23 juin 08
Quand on ne sait pas d’où on vient, on se sait pas où on va », dit le proverbe africain
Le présent, le passé et l’avenir sont liés par le fil du temps, mais il s’agit bien plus que d’une simple suite d’événements indépendants, au contraire. L’expérience accumulée fournit des repères qui sont comme des cartes routières sur le chemin de nos propres projets.

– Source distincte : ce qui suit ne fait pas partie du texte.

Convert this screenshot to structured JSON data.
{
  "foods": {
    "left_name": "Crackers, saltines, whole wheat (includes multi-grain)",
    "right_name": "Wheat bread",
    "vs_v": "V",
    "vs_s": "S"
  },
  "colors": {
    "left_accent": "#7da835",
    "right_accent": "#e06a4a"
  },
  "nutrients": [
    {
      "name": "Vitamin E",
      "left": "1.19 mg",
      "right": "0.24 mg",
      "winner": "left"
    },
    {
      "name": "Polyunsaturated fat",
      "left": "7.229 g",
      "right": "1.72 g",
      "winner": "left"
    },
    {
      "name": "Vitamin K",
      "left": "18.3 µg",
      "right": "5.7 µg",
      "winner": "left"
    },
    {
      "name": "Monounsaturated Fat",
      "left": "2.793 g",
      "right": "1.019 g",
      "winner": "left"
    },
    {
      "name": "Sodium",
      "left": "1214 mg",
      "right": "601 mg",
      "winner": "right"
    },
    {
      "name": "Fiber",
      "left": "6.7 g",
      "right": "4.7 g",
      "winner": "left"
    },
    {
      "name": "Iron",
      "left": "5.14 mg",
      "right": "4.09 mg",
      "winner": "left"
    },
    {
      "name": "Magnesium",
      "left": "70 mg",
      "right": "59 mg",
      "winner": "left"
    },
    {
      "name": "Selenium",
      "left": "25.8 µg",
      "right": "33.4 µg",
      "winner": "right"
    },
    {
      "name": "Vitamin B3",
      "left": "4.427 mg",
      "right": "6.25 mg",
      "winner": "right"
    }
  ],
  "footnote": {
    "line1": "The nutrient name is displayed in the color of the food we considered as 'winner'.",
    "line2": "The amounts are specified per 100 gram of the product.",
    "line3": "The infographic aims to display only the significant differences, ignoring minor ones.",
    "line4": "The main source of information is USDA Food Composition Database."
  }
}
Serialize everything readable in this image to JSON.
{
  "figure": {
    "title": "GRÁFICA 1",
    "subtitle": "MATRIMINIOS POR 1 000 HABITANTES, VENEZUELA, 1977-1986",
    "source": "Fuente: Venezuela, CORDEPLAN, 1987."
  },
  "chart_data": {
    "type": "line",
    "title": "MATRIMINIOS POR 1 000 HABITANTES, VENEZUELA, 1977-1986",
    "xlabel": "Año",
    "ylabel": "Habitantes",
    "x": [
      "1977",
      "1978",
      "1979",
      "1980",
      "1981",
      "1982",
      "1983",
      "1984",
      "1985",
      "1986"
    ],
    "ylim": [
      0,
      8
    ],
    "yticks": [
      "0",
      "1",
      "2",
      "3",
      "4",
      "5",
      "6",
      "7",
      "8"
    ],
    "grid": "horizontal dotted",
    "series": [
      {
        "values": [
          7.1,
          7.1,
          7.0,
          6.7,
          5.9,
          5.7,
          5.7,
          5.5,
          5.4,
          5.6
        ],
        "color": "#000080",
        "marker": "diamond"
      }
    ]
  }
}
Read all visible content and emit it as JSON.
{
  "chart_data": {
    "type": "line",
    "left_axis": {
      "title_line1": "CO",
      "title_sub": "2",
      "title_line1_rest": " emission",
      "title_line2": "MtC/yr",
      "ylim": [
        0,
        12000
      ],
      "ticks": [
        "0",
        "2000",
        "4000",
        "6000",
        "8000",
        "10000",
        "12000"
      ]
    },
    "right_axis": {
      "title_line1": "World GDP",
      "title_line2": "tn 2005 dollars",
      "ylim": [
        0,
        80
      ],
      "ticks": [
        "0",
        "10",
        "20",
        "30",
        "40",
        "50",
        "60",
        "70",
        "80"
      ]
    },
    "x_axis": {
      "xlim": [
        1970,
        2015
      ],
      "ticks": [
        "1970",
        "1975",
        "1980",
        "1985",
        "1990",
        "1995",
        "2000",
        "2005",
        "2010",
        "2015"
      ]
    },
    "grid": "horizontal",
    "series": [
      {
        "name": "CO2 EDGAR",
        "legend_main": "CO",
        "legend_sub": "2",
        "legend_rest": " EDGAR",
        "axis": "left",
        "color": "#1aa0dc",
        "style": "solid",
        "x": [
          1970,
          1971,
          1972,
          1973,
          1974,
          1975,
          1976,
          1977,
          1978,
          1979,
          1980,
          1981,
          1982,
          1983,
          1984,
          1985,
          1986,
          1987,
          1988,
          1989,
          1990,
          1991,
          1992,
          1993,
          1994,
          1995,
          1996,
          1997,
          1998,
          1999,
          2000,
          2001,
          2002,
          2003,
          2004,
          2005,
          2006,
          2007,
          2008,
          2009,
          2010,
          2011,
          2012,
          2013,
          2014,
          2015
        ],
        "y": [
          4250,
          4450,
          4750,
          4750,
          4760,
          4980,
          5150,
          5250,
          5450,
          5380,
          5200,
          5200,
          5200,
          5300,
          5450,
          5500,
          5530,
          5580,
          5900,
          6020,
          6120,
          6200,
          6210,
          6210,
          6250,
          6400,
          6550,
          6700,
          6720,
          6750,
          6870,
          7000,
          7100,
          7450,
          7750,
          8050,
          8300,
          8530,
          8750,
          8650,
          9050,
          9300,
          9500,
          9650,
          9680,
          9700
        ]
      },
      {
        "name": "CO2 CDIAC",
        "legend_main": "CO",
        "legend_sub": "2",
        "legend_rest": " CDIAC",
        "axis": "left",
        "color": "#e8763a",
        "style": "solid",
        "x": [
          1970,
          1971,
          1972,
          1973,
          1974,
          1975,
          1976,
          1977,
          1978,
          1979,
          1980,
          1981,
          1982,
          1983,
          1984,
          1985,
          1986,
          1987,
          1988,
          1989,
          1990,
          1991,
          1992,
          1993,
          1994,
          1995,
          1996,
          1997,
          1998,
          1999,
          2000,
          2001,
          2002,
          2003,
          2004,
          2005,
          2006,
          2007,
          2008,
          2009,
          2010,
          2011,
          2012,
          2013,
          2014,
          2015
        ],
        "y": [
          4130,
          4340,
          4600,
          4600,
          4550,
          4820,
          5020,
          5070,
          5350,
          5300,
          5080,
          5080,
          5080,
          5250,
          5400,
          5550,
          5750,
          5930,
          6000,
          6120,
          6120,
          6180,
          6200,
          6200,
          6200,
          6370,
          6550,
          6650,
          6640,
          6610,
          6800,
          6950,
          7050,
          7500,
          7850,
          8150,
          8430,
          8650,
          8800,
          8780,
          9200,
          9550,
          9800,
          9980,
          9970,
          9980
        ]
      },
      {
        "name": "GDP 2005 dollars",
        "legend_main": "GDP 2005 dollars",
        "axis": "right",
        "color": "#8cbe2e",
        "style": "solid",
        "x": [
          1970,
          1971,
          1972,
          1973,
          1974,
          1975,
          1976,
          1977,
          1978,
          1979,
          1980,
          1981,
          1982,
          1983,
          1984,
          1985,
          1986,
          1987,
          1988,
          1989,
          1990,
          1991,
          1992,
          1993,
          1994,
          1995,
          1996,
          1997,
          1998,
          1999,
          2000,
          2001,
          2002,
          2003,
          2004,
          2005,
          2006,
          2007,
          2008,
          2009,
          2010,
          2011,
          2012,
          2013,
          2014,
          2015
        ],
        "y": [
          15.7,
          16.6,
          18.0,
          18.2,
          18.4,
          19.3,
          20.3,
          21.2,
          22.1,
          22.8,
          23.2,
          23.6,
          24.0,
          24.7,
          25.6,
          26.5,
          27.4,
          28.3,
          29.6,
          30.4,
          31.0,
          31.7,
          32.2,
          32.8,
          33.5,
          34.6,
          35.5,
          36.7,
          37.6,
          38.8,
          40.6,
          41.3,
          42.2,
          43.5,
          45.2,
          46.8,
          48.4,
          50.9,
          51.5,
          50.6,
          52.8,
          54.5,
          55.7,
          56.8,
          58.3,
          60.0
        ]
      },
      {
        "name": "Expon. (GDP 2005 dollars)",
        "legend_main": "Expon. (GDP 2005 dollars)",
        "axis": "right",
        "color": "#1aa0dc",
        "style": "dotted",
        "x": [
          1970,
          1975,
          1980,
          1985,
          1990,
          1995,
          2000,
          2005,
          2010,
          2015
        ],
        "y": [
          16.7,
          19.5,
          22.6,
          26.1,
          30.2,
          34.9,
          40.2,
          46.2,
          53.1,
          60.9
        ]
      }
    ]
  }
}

Imazighens...à la recherche d'une dignité perdue
Notre histoire millénaire témoigne. Le peuple amazigh ne peut être domestiqué
ni docilisé par la contrainte, le terreur et la repression. En dépit de la
marginalisation qu'il a endurée, il a toujours refusé de se laisser berner par
le mensonge des prophètes illuminés, la démagogie et la manipulation
idéologique. Il aspire à être guidé par l'exemple et l'équité. les traces
laissées dans l'histoire par sa volonté inébranlable de continuer à vivre debout
sont éloquentes.
Au temps où il fut gouverneur de Numidie, Salluste a
écrit: "Les Numides ne peuvent être enchainés ni par la crainte ni par les
bienfaits". Dopés par une résistance permanente, Imazighen finissent par
repousser l'envahisseur. C'est un peuple rebelle, assoiffé de liberté jusqu'à
l'anarchie.
Aujourd'hui, sur leur propre terre, Imazighen constatent que
la peur, la veulerie et l'encanaillement ont submergé leur valeurs de dignité,
de liberté et de tolérance.D'hommes libre et souverain, ils sont devenus les
parias d'un pouvoir en quête de légitimité, qui a programmé leur anéantissement.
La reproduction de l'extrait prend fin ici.